Again and again, the bureaucrats and politicians don’t get it or don’t want to get it or don’t want to admit it. “It” in this case is the simple principle that if you don’t want people to find out the bad things you are doing, the simplest remedy is this: Don’t do them. The problem is that people convince themselves they will get away with what they are doing because they are in a position of power and are therefore entitled to hide their crimes and punish those who report such crimes.

Maybe the most disturbing aspect of all this is the number of times people will side with the evildoers against those who report the evils. I guess it takes a certain kind of mentality that believes that if the government or the corporation in power does something, it must be all right and if anyone not in power challenges that government or that corporation, that person must be evil.

I’ve personally experienced very mild forms of this particular mind-set, sometimes right on these cyberpages. Now, since I’m self-employed, people can’t get me fired. But when I say things people don’t like, some wanna-be retaliators call me names and accuse me of religious bias and even call me a criminal, while continuing to decline my offer of taking action to turn me in for my “crimes.” Of course, these antics only strengthen my beliefs that I am telling the truth some people don’t want to hear.

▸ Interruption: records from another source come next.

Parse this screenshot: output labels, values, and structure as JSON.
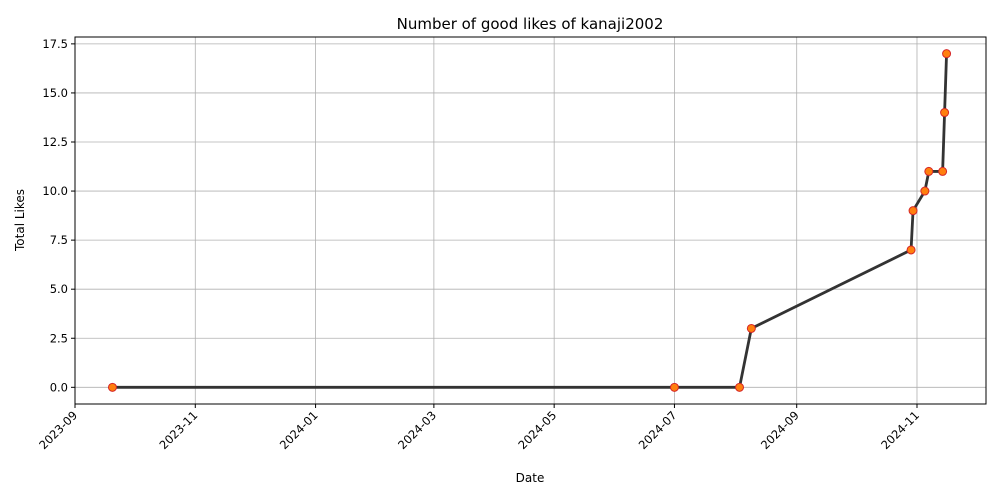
{
  "chart_data": {
    "type": "line",
    "title": "Number of good likes of kanaji2002",
    "xlabel": "Date",
    "ylabel": "Total Likes",
    "x_scale": "date",
    "xlim": [
      "2023-09-01",
      "2024-12-06"
    ],
    "ylim": [
      -0.85,
      17.85
    ],
    "grid": true,
    "x_ticks": [
      "2023-09",
      "2023-11",
      "2024-01",
      "2024-03",
      "2024-05",
      "2024-07",
      "2024-09",
      "2024-11"
    ],
    "y_ticks": [
      "0.0",
      "2.5",
      "5.0",
      "7.5",
      "10.0",
      "12.5",
      "15.0",
      "17.5"
    ],
    "series": [
      {
        "x": [
          "2023-09-20",
          "2024-07-01",
          "2024-08-03",
          "2024-08-09",
          "2024-10-29",
          "2024-10-30",
          "2024-11-05",
          "2024-11-07",
          "2024-11-14",
          "2024-11-15",
          "2024-11-16"
        ],
        "y": [
          0,
          0,
          0,
          3,
          7,
          9,
          10,
          11,
          11,
          14,
          17
        ],
        "line_color": "#333333",
        "marker_face": "#ff7f0e",
        "marker_edge": "#d62728"
      }
    ]
  }
}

That doesn’t bother me. What does bother me is the mentality that readily accepts rewarding crimes and punishing those who report the crimes.

It’s as if people actually believe Richard Nixon was right when he said the government can’t break the law because the government is the law.

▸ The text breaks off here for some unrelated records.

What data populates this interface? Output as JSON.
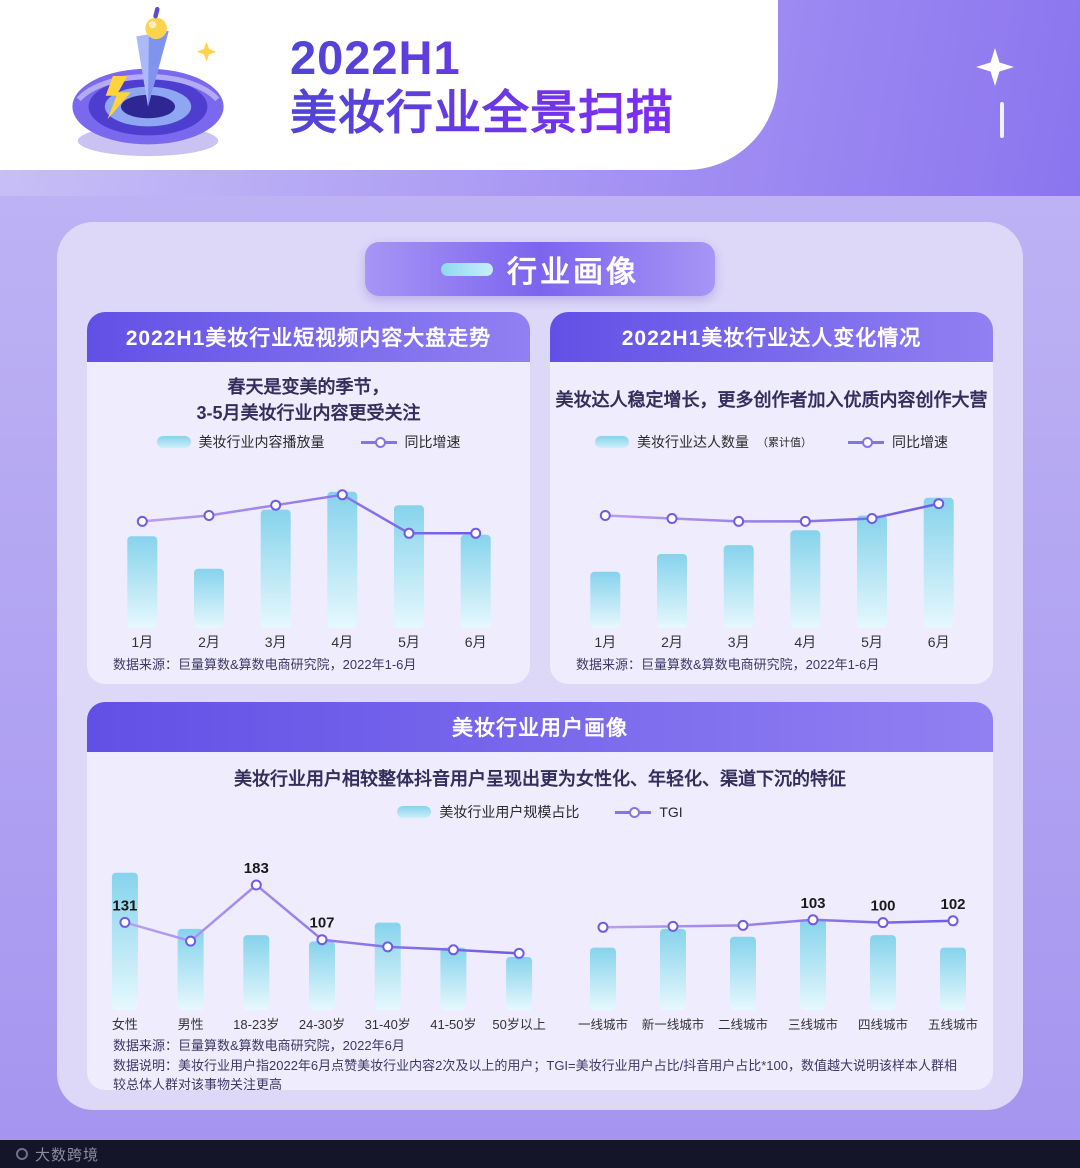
{
  "header": {
    "title_line1": "2022H1",
    "title_line2": "美妆行业全景扫描"
  },
  "section_banner": {
    "title": "行业画像"
  },
  "cards": {
    "video_trend": {
      "title": "2022H1美妆行业短视频内容大盘走势",
      "subtitle_line1": "春天是变美的季节，",
      "subtitle_line2": "3-5月美妆行业内容更受关注",
      "legend_bar": "美妆行业内容播放量",
      "legend_line": "同比增速",
      "source": "数据来源：巨量算数&算数电商研究院，2022年1-6月"
    },
    "creator_change": {
      "title": "2022H1美妆行业达人变化情况",
      "subtitle": "美妆达人稳定增长，更多创作者加入优质内容创作大营",
      "legend_bar": "美妆行业达人数量",
      "legend_bar_note": "（累计值）",
      "legend_line": "同比增速",
      "source": "数据来源：巨量算数&算数电商研究院，2022年1-6月"
    },
    "user_profile": {
      "title": "美妆行业用户画像",
      "subtitle": "美妆行业用户相较整体抖音用户呈现出更为女性化、年轻化、渠道下沉的特征",
      "legend_bar": "美妆行业用户规模占比",
      "legend_line": "TGI",
      "source": "数据来源：巨量算数&算数电商研究院，2022年6月",
      "note": "数据说明：美妆行业用户指2022年6月点赞美妆行业内容2次及以上的用户；TGI=美妆行业用户占比/抖音用户占比*100，数值越大说明该样本人群相较总体人群对该事物关注更高"
    }
  },
  "footer": {
    "watermark": "大数跨境"
  },
  "colors": {
    "bar_top": "#86d3ec",
    "bar_bottom": "#e6f8fd",
    "line_start": "#bb9ef1",
    "line_end": "#6f5be6",
    "header_band": "#6250e6",
    "background": "#b4a9f2"
  },
  "chart_data": [
    {
      "id": "video-trend-chart",
      "type": "bar",
      "title": "2022H1美妆行业短视频内容大盘走势",
      "categories": [
        "1月",
        "2月",
        "3月",
        "4月",
        "5月",
        "6月"
      ],
      "series": [
        {
          "name": "美妆行业内容播放量",
          "type": "bar",
          "values": [
            62,
            40,
            80,
            92,
            83,
            63
          ]
        },
        {
          "name": "同比增速",
          "type": "line",
          "values": [
            72,
            76,
            83,
            90,
            64,
            64
          ]
        }
      ],
      "unit": "relative",
      "legend_position": "top"
    },
    {
      "id": "creator-chart",
      "type": "bar",
      "title": "2022H1美妆行业达人变化情况",
      "categories": [
        "1月",
        "2月",
        "3月",
        "4月",
        "5月",
        "6月"
      ],
      "series": [
        {
          "name": "美妆行业达人数量（累计值）",
          "type": "bar",
          "values": [
            38,
            50,
            56,
            66,
            76,
            88
          ]
        },
        {
          "name": "同比增速",
          "type": "line",
          "values": [
            76,
            74,
            72,
            72,
            74,
            84
          ]
        }
      ],
      "unit": "relative",
      "legend_position": "top"
    },
    {
      "id": "user-demo-chart",
      "type": "bar",
      "title": "美妆行业用户画像（性别/年龄）",
      "categories": [
        "女性",
        "男性",
        "18-23岁",
        "24-30岁",
        "31-40岁",
        "41-50岁",
        "50岁以上"
      ],
      "series": [
        {
          "name": "美妆行业用户规模占比",
          "type": "bar",
          "values": [
            88,
            52,
            48,
            44,
            56,
            40,
            34
          ]
        },
        {
          "name": "TGI",
          "type": "line",
          "values": [
            131,
            105,
            183,
            107,
            97,
            93,
            88
          ]
        }
      ],
      "point_labels": [
        "131",
        "",
        "183",
        "107",
        "",
        "",
        ""
      ],
      "unit": "bar values relative; line = TGI",
      "legend_position": "top"
    },
    {
      "id": "user-city-chart",
      "type": "bar",
      "title": "美妆行业用户画像（城市线级）",
      "categories": [
        "一线城市",
        "新一线城市",
        "二线城市",
        "三线城市",
        "四线城市",
        "五线城市"
      ],
      "series": [
        {
          "name": "美妆行业用户规模占比",
          "type": "bar",
          "values": [
            40,
            52,
            47,
            58,
            48,
            40
          ]
        },
        {
          "name": "TGI",
          "type": "line",
          "values": [
            95,
            96,
            97,
            103,
            100,
            102
          ]
        }
      ],
      "point_labels": [
        "",
        "",
        "",
        "103",
        "100",
        "102"
      ],
      "unit": "bar values relative; line = TGI",
      "legend_position": "top"
    }
  ]
}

It would be extremely naïve to disregard the effects of politics. Whoever blew the whistle on those General Services Administration officials partying at taxpayers’ expense and those Secret Service Agents who paid prostitutes have, to my knowledge, not been retaliated against. Of course, this stuff occurred on President Obama’s watch and the culprits involved can’t claim their parties and hookers were protecting our country’s national security.

Unfortunately, our military and spy agencies can play that "national security" game. They want us to pretend that al Qaida as well as people in other parts of the world, including Western Europe, Canada, Australia and New Zealand don’t know about the murders, mutilations, urinating on corpses, Qur’an burning, waterboarding, kidnapping, etc, and reporters shouldn’t be allowed to tell them what they already know. Reporters in these other countries are not subservient to the Obama administration; so just about the only people who don’t know what’s going on are the American people. So, when government officials say they don’t want this information to fall into the hands of the enemy, my question to them is simply this:

Since when did we American people become the enemy?